We deal with No Win – No Fee injury claims against landlords on a nationwide basis.
Here is a case study of one such claim where a tenant was injured due to property disrepair whilst innocently making a cup of tea:
Our client (who for confidentiality reasons we shall call ‘Miss V’) was a tenant at a property owned by the Defendant. An accident occurred when she was boiling a kettle in the kitchen at the property. Suddenly and without any warning the kitchen cupboards fell off the wall, hitting Miss V on her left shoulder. The injuries weren’t severe but they were painful and caused bruising, cuts and muscular problems.
We agreed to take on the case under a No Win – No Fee funding arrangement. A letter of claim was sent to the Landlord and the his letting agents. We alleged fault due to negligence. We also alleged breach of statutory duty by the Landlord under:
1. the Landlord and Tenant Act 1985 and
2. the Defective Premises Act 1972.
Miss V provided a document from the Environmental Health Department, which clearly showed that the Landlord was on notice that the property was in disrepair prior to the accident. Nevertheless, liability for the accident was denied.
The Landlord’s solicitors advised that the letting agents had stated they did not have any record of the accident occuring. There were two witnesses who initially confirmed their willingness to provide statements on behalf of Miss V. However, due to lack of response, it became clear this would not be an option so we had to take a different approach to the claim.
A witness statement was taken from Miss V and her medical records were obtained. As the Landlord was unwilling to consider an out of court settlement we decided to get court proceedings underway. A Claim Form was lodged at court and the legal claim was issued.
Due to the denial of liability a specialist barrister was instructed to consider liability and evidence and to draft the Particulars of Claim. The barrister shared our view that the claim was a valid one and that the Defendant would be held liable.
A Consultant Orthopaedic and Trauma Surgeon was also instructed to prepare a medical report on Miss V’s injuries.
The Landlord filed his Defence maintaining his denial of liability. Accordingly, Directions Questionnaires had to be prepared for the court action.
We looked at what had caused the shelves to fall down and highlighted a problem regarding damp and water ingress in the kitchen wall and we sought guidance from experts in this field. In order to narrow the legal and factual issues in dispute the Landlord was asked to summarise the exact Defence he would be seeking to rely in view of:
1. the provisions of section 4 of the Defective Premises Act and
2. the agency contract between the Landlord and his letting agent, which clearly stated “the Landlord is responsible for the repair and upkeep of the property”.
In the meantime, Miss V’s witness statement was served on the Landlord and filed with the court, together with the Schedule of Loss in readiness for the Trial.
Fortunately the Landlord saw sense at the 11th hour and made a Part 36 Offer to settle Miss V’s claim.

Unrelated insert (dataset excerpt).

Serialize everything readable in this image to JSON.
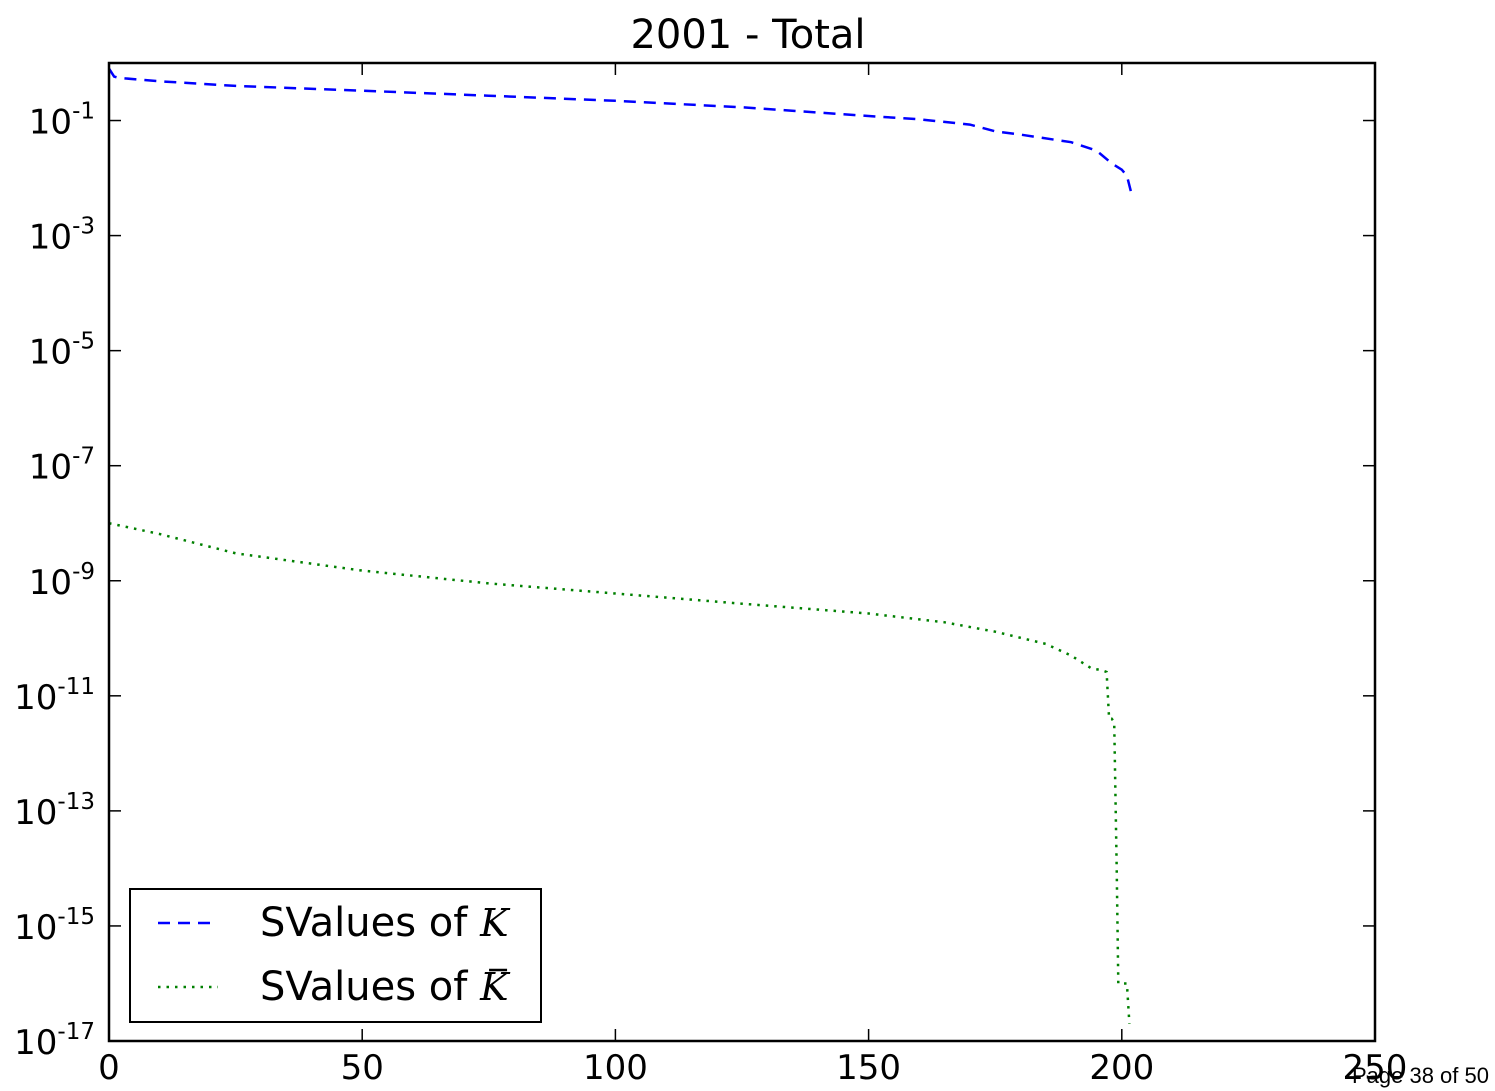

Miss V decided to accept the offer and the case was therefore concluded without the need for an expensive trial.
This case highlights the fact that even when there is a denial of liability from a Landlord and the case looks destined for trial a claim can still be settled on a positive note with the Claimant receiving adequate compensation.
It’s a pity that the Landlord in this case didn’t make his offer at an earlier stage. By delaying as he did he caused significant legal costs to be incurred which turned out to be quite unnecessary. Regrettably this approach is all too common, especially among insurance companies who seem to think that if they defend a case the claimant will simply give up and go away. It is therefore important for claimants to choose their legal representative carefully and appoint a lawyer who is prepared to fight all the way to trial if necessary.